MEEYOUNG O MIN portrait
  • The Belle S. Spafford Endowed Chair in Women and Families
  • Associate Professor, College Of Social Work
801-581-8796

Education

  • PhD, Social Welfare, Case Western Reserve University. Project: Factors Related to Psychiatric Hospitalization and Repeated Crisis Service Use of Adults with a Dual Diagnosis of a Mental Illness and Substance Use Disorder
  • MSW, Social Work, Adelphi University
  • BA, Social Work, Yonsei University, South Korea

Biography

Dr. Meeyoung O. Min, MSW, PhD, is Associate Professor and The Belle S. Spafford Endowed Chair in Women and Families in the University of Utah College of Social Work.  Her research interests have been centered on the developmental outcomes of prenatally substance (cocaine, alcohol, MDMA)- exposed children and their mothers, with a focus on trauma and social support. Dr.

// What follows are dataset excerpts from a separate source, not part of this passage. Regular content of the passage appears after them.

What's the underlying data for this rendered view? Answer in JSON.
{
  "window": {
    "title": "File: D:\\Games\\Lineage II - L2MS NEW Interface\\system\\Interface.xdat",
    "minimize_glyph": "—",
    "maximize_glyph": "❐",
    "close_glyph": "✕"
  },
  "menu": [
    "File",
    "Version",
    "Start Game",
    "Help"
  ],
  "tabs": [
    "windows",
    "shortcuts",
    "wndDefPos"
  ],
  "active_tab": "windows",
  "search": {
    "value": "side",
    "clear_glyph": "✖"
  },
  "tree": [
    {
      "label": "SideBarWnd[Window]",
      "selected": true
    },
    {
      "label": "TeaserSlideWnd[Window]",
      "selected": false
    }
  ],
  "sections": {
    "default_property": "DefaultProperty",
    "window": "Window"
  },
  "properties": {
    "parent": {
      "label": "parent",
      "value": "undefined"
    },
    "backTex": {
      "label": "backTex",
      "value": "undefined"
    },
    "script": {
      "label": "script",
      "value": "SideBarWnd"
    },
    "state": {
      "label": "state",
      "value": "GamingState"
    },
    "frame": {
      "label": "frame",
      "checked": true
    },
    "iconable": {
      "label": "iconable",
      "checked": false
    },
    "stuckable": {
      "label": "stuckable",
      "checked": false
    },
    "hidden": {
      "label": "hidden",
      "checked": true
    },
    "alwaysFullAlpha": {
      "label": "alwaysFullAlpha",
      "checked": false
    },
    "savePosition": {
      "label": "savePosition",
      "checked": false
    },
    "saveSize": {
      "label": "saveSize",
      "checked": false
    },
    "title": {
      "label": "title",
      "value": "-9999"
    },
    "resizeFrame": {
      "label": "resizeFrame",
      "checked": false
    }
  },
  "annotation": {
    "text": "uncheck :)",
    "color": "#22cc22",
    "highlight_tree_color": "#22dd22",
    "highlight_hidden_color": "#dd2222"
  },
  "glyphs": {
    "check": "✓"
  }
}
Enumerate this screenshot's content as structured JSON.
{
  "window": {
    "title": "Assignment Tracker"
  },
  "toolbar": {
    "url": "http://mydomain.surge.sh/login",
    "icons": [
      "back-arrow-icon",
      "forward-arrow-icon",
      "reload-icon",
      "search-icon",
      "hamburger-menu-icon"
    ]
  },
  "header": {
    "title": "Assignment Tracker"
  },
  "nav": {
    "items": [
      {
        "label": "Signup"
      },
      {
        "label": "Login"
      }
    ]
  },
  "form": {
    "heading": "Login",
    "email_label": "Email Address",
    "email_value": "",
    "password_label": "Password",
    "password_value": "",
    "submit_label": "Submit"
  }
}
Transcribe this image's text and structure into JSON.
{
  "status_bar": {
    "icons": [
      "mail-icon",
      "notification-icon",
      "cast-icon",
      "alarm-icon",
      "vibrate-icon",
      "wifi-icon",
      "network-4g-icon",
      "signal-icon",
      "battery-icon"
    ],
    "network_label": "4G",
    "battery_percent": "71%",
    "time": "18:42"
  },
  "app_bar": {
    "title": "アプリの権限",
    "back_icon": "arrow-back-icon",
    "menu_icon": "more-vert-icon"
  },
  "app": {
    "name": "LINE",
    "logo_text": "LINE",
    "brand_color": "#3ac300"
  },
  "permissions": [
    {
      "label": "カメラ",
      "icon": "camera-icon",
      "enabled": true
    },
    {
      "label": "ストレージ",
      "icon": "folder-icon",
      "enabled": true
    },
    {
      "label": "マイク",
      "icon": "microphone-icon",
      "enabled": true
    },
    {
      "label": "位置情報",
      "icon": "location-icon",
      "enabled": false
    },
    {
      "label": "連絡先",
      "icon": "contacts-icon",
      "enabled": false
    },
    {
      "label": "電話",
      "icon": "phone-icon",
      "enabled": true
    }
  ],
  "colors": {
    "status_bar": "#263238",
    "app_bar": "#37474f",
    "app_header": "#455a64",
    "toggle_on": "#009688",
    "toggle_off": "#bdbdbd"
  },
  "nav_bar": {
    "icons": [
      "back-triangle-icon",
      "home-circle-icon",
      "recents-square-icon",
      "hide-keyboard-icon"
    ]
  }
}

Min is the principal investigator of a secondary data analyses study funded by the National Institute on Drug Abuse (NIDA).  This study examines gender differences in behavioral trajectories leading to substance use and sexual risk behaviors in adolescents with and without prenatal cocaine/polydrug exposure, capitalizing on the combined datasets from two birth-cohort longitudinal data sets.  She has been also actively engaged in multiple federally funded studies as a co-investigator or a lead statistician, including an ongoing longitudinal study investigating the developmental effects of prenatal cocaine-exposure (PI: S. Minnes, R01 DA07957; 2003-2019), another longitudinal study examining the developmental effects of MDMA/Ecstasy (PI: L.T. Singer, R01 DA14910; 2003-2006), and a study investigating the composition, support, and structure of the personal networks of women in substance dependence recovery (PI: E. Tracy, R01 DA022994; 2009-2014), all funded by NIDA.  She has been produced more than 60 peer-reviewed publications and 100 presentations in scientific meetings to date.